Stop ‘sweat’ in college sports



Wildcats are taking down their brackets this week with a sense of pride and satisfaction that only the NCAA National Championship can bring. We’ve got the No. 1 player in the nation, on the No. 1 team and we just won our eighth national championship; those are some exciting numbers.

But how do we measure up in the arena of human rights? It turns out that UK keeps stats on this as well, through our athletics department and the division of Collegiate Licensing.

Our sports teams use a lot of apparel between jerseys, training gear and coach and staff attire. To ensure that our university isn’t supporting sweatshops, UK contracts the Fair Labor Association, through the Collegiate Licensing Company, to monitor factories producing UK apparel.

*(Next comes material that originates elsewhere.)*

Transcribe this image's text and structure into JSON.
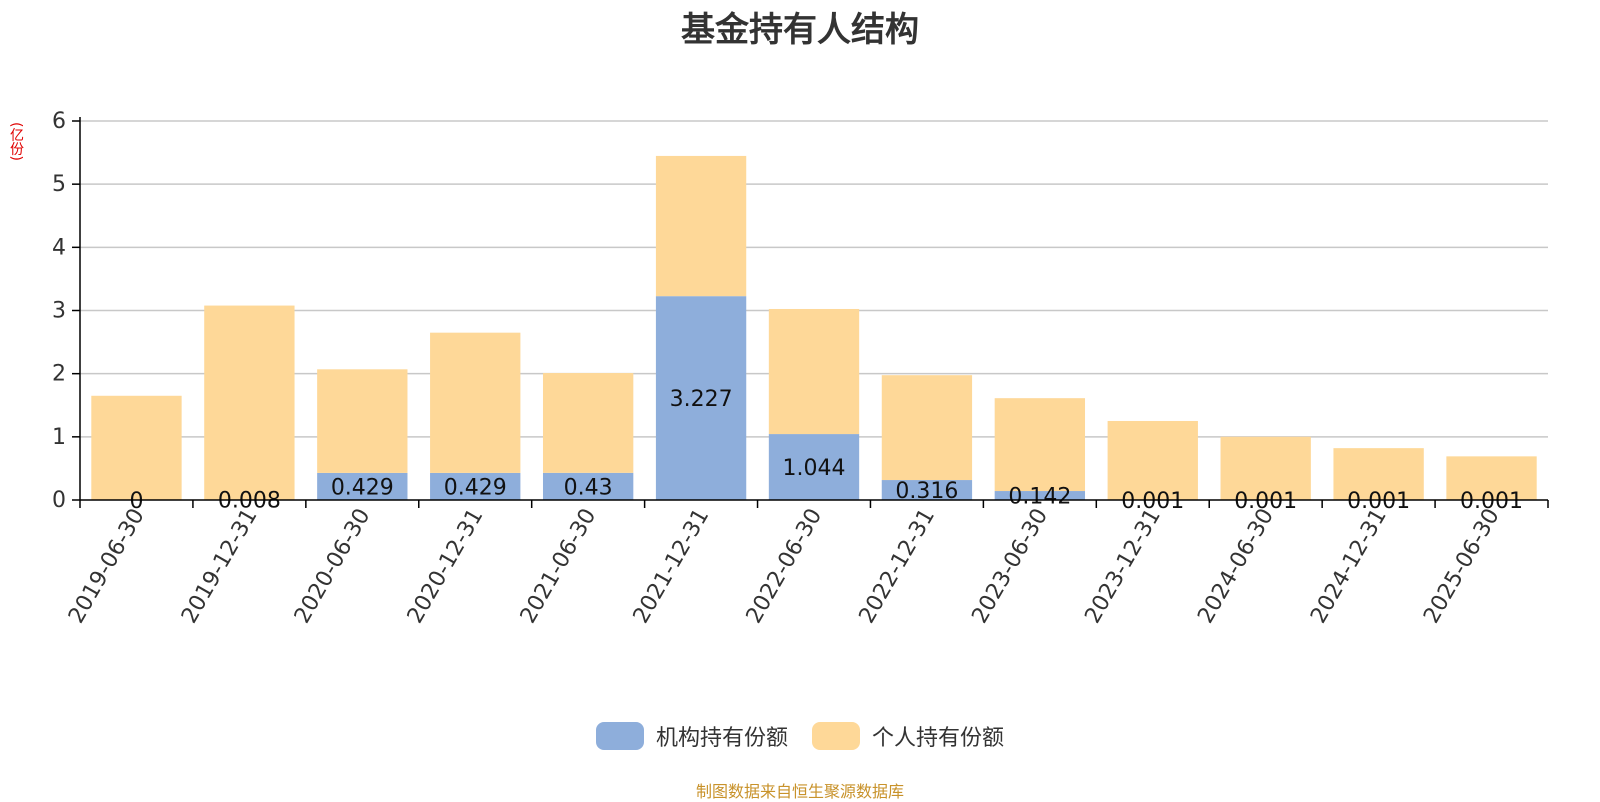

The FLA is responsible for conducting reviews of factories by visiting the sites and observing working conditions to ensure companies are not discriminating against minority or female employees, employing children or using violence to control employees, among many other concerns.

The FLA is a flawed organization despite its seemingly noble purpose. The FLA has come under fire for poor reporting habits, ignoring reports of rights abuses and systemic conflicts of interest.

The Board of Directors even includes representatives from those companies being monitored for labor violations. Allowing companies to monitor their own labor abuses is like allowing players to call the fouls they make on other players. This may be fine for a pick-up game in the community court, but at the level of a global and wealthy corporation like Nike (think Final Four of the NCAA tournament) outside referees are needed.

Now, if those referees also happen to be employed by oh, let’s say, the University of Louisville, could anyone be really sure a fair game had been played?

But the FLA isn’t monitoring a game, they are responsible for ensuring real human beings are not abused simply because they are poor.

As Kentucky’s flagship institution and a leader in college sports, UK has an opportunity to set the standard for how universities do “good” business.

The FLA does not work and we should not be spending money on a failing system. Even our competitors, like U of L, UNC and Auburn are using a different method: the Worker Rights Consortium.

Rather than being led by corporate representatives, the WRC is led by students, experts in international and labor law and representatives of charitable organizations.

The WRC is a direct line between factories and universities, reducing lost and misleading information which plagues the FLA and would give UK the power to make informed decisions in our business practices.

As a student and a sports fan, I’m calling on our administrators and our Wildcat community to switch to the WRC and institute higher standards for UK’s partnerships.

We are on the road to having the best sports program in the nation and moving toward a “sweat”-free future is an essential part of that goal.